The shock as he touched it the second time was a little less. When he could catch his breath again, he used the node-energy to boost his own Mindspeech far beyond what he could have reached alone, sending his mind out questing for a Mindpresence so dear and familiar it could almost have drawn him on its own.
Touch.
Startlement. :Who?:
:Savil?:
Recognition and relief. :Gods! Ke’chara, what has been bloody going on? Where are you?:
He told her everything that had happened, from the time he’d been awakened by the nightmare. He compressed as much of it as he could, warned her in advance before he Mindsent her an image of Tashir, and even so, the close resemblance to Tylendel came as a shock to her that mirrored his own. He had been Tylendel’s lover—but Savil had been mentor, friend, confidant, and near-mother to Tylendel, the role she filled now for Vanyel.

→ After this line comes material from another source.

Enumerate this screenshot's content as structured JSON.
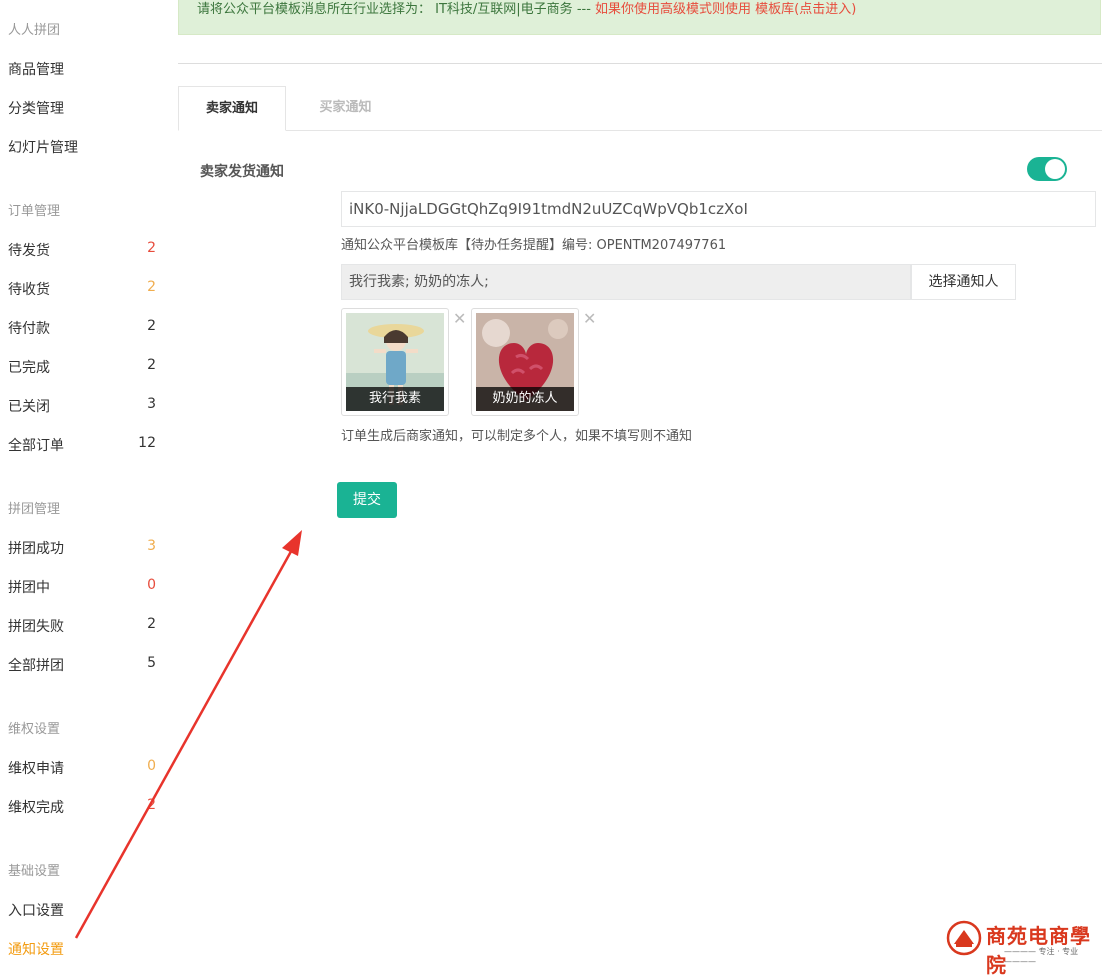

:So,: she sent, after she regained her mental balance. :Plans?:
:I’m taking him into protective custody, and getting him out of here.:
:How, with a mob—oh, gods.: Realization and fear. Flatly—:You’re going to Gate.:
:Do you see any other choice?: he asked. :Even if the mob weren’t there—I tried to remember what little I’ve heard about investigative procedures. Preserve the evidence. If I break the shield-spell to get out, anybody can get in, and I don’t have the power to set a second sp
ell, not this solid, not from the outside. From the inside I can tap the node, but the interference I’d create with the shield would keep me effectively out of the node. You know that. Shields are permeable to the creator, but they still resist penetration. We have to find out what happened here, and we won’t if anyone can get in and muddle things up.:
Her mind-voice was gritty and gray with grim concern. :Far too logical to make me happy, love. But you rank me these days, and there’s reasons enough for that for me to follow your lead. Where are you coming in?:
He’d thought about that very carefully. :The door to the old chapel. It’s on sanctified ground, it’s one of the few doors inside Forst Reach big enough to use as a Gate-terminus, but it’s not under constant use, and I know it as well as I will ever know any place. So be ready for me, because I’m not going to be worth much when I come through.:
:As if I didn’t know. Be careful—please.:
:I’ll try.:
He cut the connection to the node, which dropped him out of the link with Savil, and turned his mind to one nearer at hand.
:Brightlove—:
:Chosen—:
:I’m Gating myself and Tashir out of here. You and the Young One make a run for it. If that damned fool calling himself a Herald can’t take the hint, it’s not my fault; I’ve got too many balls in the air as it is.:
She trembled with concern. :I will warn Jenna; if she can get him to mount, she can carry him off whether he likes it or not. I won’t tell you not to use that means of escape, only—take care!:
He touched her with a mental caress. :I shall.:
He opened his eyes, and considered the possibilities, finally deciding on the open archway onto the stairs as his best bet. Putting a Gate-terminus on the outer door where the shield was would be risking more magically than he cared to. At full powers, maybe. Not now.
But first—
He shoved outward a little, chuckling nastily as the expanding shield shoved Lores down the stairs and into the courtyard. There. That should keep them quiet for a bit.